With the now solid understanding of the business requirements and project scope, we are able to proceed with the high and low-level designs of the system that serve as the final blueprint for your solution.

  1. Systems Architecture

    Definition: The software systems architecture of a program or computing system is the structure or structures of the system, which comprise the software components, the externally visible properties of those components, and the relationships among them.

    In plain terms, software systems architecture is the high level design of the system. This initial stage of the elaboration phase is intended to provide a high enough level of abstraction so that the system can be viewed as a whole.
  2. Prototyping

    Definition: A development mock-up of the system used to test various aspects of the design. This stage will involve conducting usability studies with actual end-users. We will have the users perform various tasks using the mock-up in order to determine if the design is appropriate. There may be a need for multiple usability studies throughout the development process.
  3. System Design

    Definition: Defining the hardware and software components from a technical standpoint, in order to satisfy the project requirements, as per the Use Cases and Usability Studies.

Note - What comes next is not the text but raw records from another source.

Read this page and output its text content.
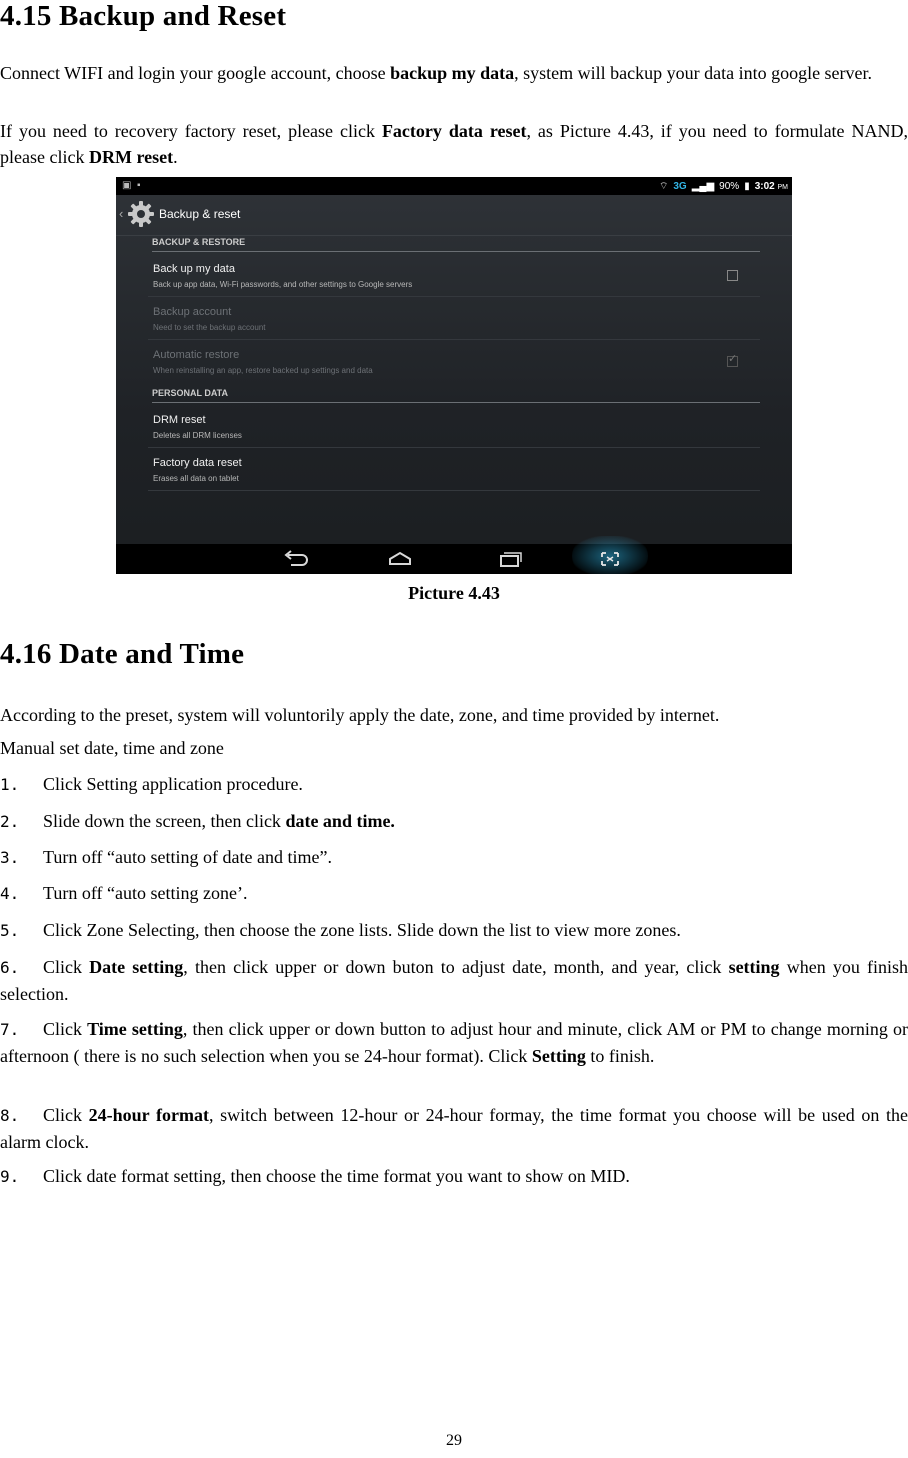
4.15 Backup and Reset

Connect WIFI and login your google account, choose backup my data, system will backup your data into google server.

If you need to recovery factory reset, please click Factory data reset, as Picture 4.43, if you need to formulate NAND, please click DRM reset.

▣  ▪	⌔ 3G ▂▄▆ 90% ▮ 3:02 PM
‹	Backup & reset
BACKUP & RESTORE
Back up my data
Back up app data, Wi-Fi passwords, and other settings to Google servers
Backup account
Need to set the backup account
Automatic restore
When reinstalling an app, restore backed up settings and data
✓
PERSONAL DATA
DRM reset
Deletes all DRM licenses
Factory data reset
Erases all data on tablet
Picture 4.43
4.16 Date and Time

According to the preset, system will voluntorily apply the date, zone, and time provided by internet.

Manual set date, time and zone

1. Click Setting application procedure.
2. Slide down the screen, then click date and time.
3. Turn off “auto setting of date and time”.
4. Turn off “auto setting zone’.
5. Click Zone Selecting, then choose the zone lists. Slide down the list to view more zones.
6. Click Date setting, then click upper or down buton to adjust date, month, and year, click setting when you finish selection.
7. Click Time setting, then click upper or down button to adjust hour and minute, click AM or PM to change morning or afternoon ( there is no such selection when you se 24-hour format). Click Setting to finish.
8. Click 24-hour format, switch between 12-hour or 24-hour formay, the time format you choose will be used on the alarm clock.
9. Click date format setting, then choose the time format you want to show on MID.
29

Phase Three - System Implementation

The System Implementation and Testing components are executed in an iterative fashion, in accordance with the prioritization of the business requirements (Requirements Triage). This entails that we will build the most critical components of your software application first, deploying the system at frequent milestones. Accompanied with weekly feedback, these short iterations allow you to begin realizing a return on investment after only a short period of time. The end results of this agile approach are minimized risk and a more effective system.

  1. System Implementation and Testing (Iterative Process)

    Throughout the system implementation and testing stages, the application will be physically constructed, as per the information gathered thus far. This is an iterative process, in that design, implementation, and testing iterations are repeated as the system is built.

Phase Four - Final Deployment and Transition

The fourth and final phase involves the deployment of the completed system and integration with your business processes. By this time, you will have already tried and tested the system several times to ensure a seamless transition with no surprises.

  1. System Testing - All Components in Hand

    The system will endure rigorous integration testing to ensure that all requirements have been met, and all bugs have been worked out.
  2. Installation

    Integrating the software into the workplace. This will involve connections with servers, further minor system testing, and information seminars.